Quelques mois après la rencontre de François et de l’empereur, le roi dépossédé de Jérusalem Jean de Brienne propose à Frédéric, jeune veuf, la main d’isabelle, sa fille et unique héritière. Le mariage est célébré, à Brindisi, en novembre 1225, Frédéric exigeant d’être nommé «  administrateur du royaume » fantôme. En 1228, isabelle meurt à peine âgée de 17 ans ; Frédéric exerce ses prérogatives au nom de leur fils Conrad.

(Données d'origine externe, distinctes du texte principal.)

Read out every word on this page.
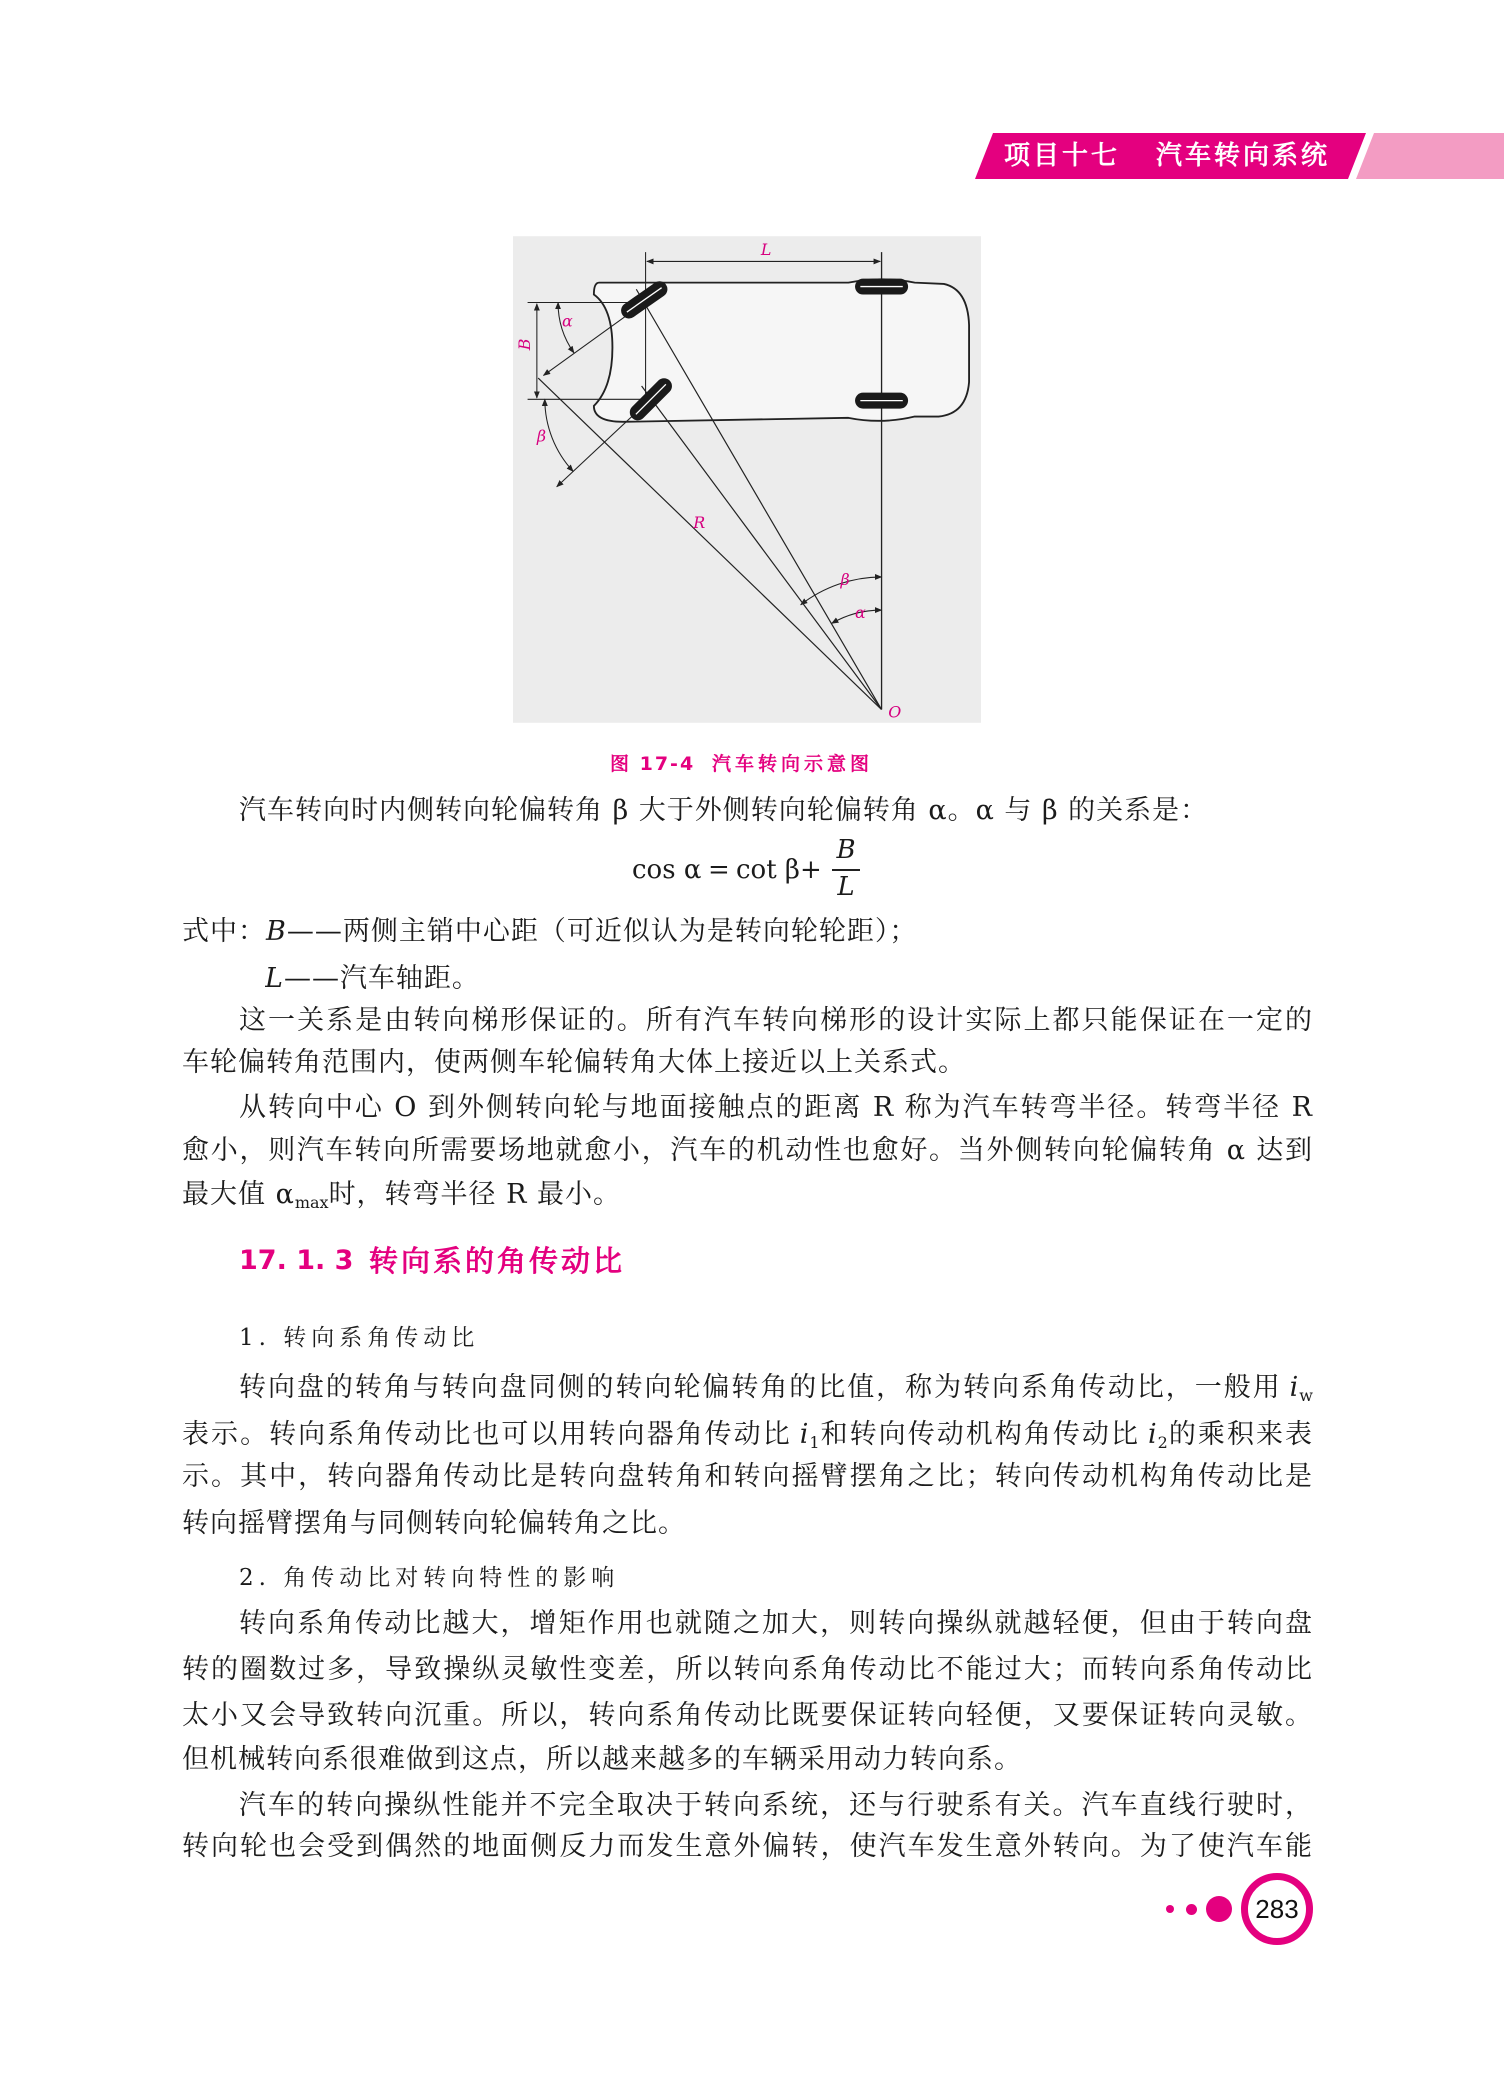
项目十七 汽车转向系统
L
B
α
β
R
β
α
O
图 17-4 汽车转向示意图
汽车转向时内侧转向轮偏转角 β 大于外侧转向轮偏转角 α。α 与 β 的关系是：
cos α = cot β+
B
L
式中：B——两侧主销中心距（可近似认为是转向轮轮距）；
L——汽车轴距。
这一关系是由转向梯形保证的。所有汽车转向梯形的设计实际上都只能保证在一定的
车轮偏转角范围内，使两侧车轮偏转角大体上接近以上关系式。
从转向中心 O 到外侧转向轮与地面接触点的距离 R 称为汽车转弯半径。转弯半径 R
愈小，则汽车转向所需要场地就愈小，汽车的机动性也愈好。当外侧转向轮偏转角 α 达到
最大值 αmax时，转弯半径 R 最小。
17. 1. 3 转向系的角传动比
1. 转向系角传动比
转向盘的转角与转向盘同侧的转向轮偏转角的比值，称为转向系角传动比，一般用 iw
表示。转向系角传动比也可以用转向器角传动比 i1和转向传动机构角传动比 i2的乘积来表
示。其中，转向器角传动比是转向盘转角和转向摇臂摆角之比；转向传动机构角传动比是
转向摇臂摆角与同侧转向轮偏转角之比。
2. 角传动比对转向特性的影响
转向系角传动比越大，增矩作用也就随之加大，则转向操纵就越轻便，但由于转向盘
转的圈数过多，导致操纵灵敏性变差，所以转向系角传动比不能过大；而转向系角传动比
太小又会导致转向沉重。所以，转向系角传动比既要保证转向轻便，又要保证转向灵敏。
但机械转向系很难做到这点，所以越来越多的车辆采用动力转向系。
汽车的转向操纵性能并不完全取决于转向系统，还与行驶系有关。汽车直线行驶时，
转向轮也会受到偶然的地面侧反力而发生意外偏转，使汽车发生意外转向。为了使汽车能
283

Au début de 1227, par ambassadeurs interposés, l’empereur et Malik al-Kâmil ont conclu une alliance, d’autant plus utile à l’émir du Caire qu’il lorgne le territoire de son frère l’émir de Damas. Ni l’un ni l’autre ne sont naïfs au point de croire aux billevesées sur l’œcuménisme religieux (le nom et l’adjectif sont d’ailleurs parfaitement incompatibles, tandis que foi et fanatisme sont des notions admirablement corrélées, quoiqu’en disent nos modernes hypocrites) ni en la notion d’un dieu unique, étant donnée la multiplicité des candidats au titre. Ils concluent un arrangement pour avoir la paix l’un et l’autre, de façon à mener à bien leurs projets.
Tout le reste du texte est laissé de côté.